Im Interview mit der Zeitschrift "Cinema" erklärt der Schauspieler, warum er es trotzdem niemals bedauern werde, dass er es nicht auch noch zum US-Präsidenten geschafft hat. "Ich werde mich niemals beschweren, dass ich irgendetwas nicht erreicht habe. Weil ich nie vergesse, dass ich alles – meine Bodybuilding- und meine Filmkarriere, aber auch mein Vermögen und sogar meine Familie – Amerika zu verdanken habe." Dass er nicht Präsident werden konnte, weil er nicht in den USA geboren ist, "das ist eben so". Schwarzenegger sei glücklich, über die Möglichkeiten, die sich ihm geboten haben. "Deshalb halte ich die USA für das großartigste Land der Welt und möchte, dass es auch so bleibt."
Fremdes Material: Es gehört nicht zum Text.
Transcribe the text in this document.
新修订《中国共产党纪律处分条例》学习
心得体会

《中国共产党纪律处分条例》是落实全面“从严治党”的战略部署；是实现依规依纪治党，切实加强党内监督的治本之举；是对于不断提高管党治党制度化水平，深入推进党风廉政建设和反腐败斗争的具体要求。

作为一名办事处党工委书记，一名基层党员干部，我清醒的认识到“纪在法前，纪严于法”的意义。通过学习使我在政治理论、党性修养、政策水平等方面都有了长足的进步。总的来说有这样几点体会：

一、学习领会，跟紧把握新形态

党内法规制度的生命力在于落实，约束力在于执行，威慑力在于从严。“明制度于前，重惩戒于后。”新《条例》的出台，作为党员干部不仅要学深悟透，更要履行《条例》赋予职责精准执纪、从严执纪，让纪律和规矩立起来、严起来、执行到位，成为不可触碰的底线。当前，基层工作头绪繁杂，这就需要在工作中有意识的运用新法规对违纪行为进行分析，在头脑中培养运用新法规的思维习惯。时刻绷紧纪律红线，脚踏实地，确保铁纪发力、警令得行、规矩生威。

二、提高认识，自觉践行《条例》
Damit spielt der Darsteller auch auf den amtierenden Präsidenten sowie dessen Äußerungen an und bescheinigt ihm ein "Mangel an Führungsqualität". Donald Trumps Angriff auf mehrere Kongressabgeordnete, bei dem er forderte, sie sollten zurückgehen, wo sie hergekommen sind, sei "schlicht verrückt". Wenn Trump mit den politischen Ansichten der Kongressabgeordneten nicht einverstanden sei, "soll er eine Debatte auf politischer Ebene führen, anstatt Menschen so bösartig anzugreifen", urteilt Schwarzenegger. "Trump muss den Donald einen Gang zurückschalten und den Präsidenten einen Gang hoch."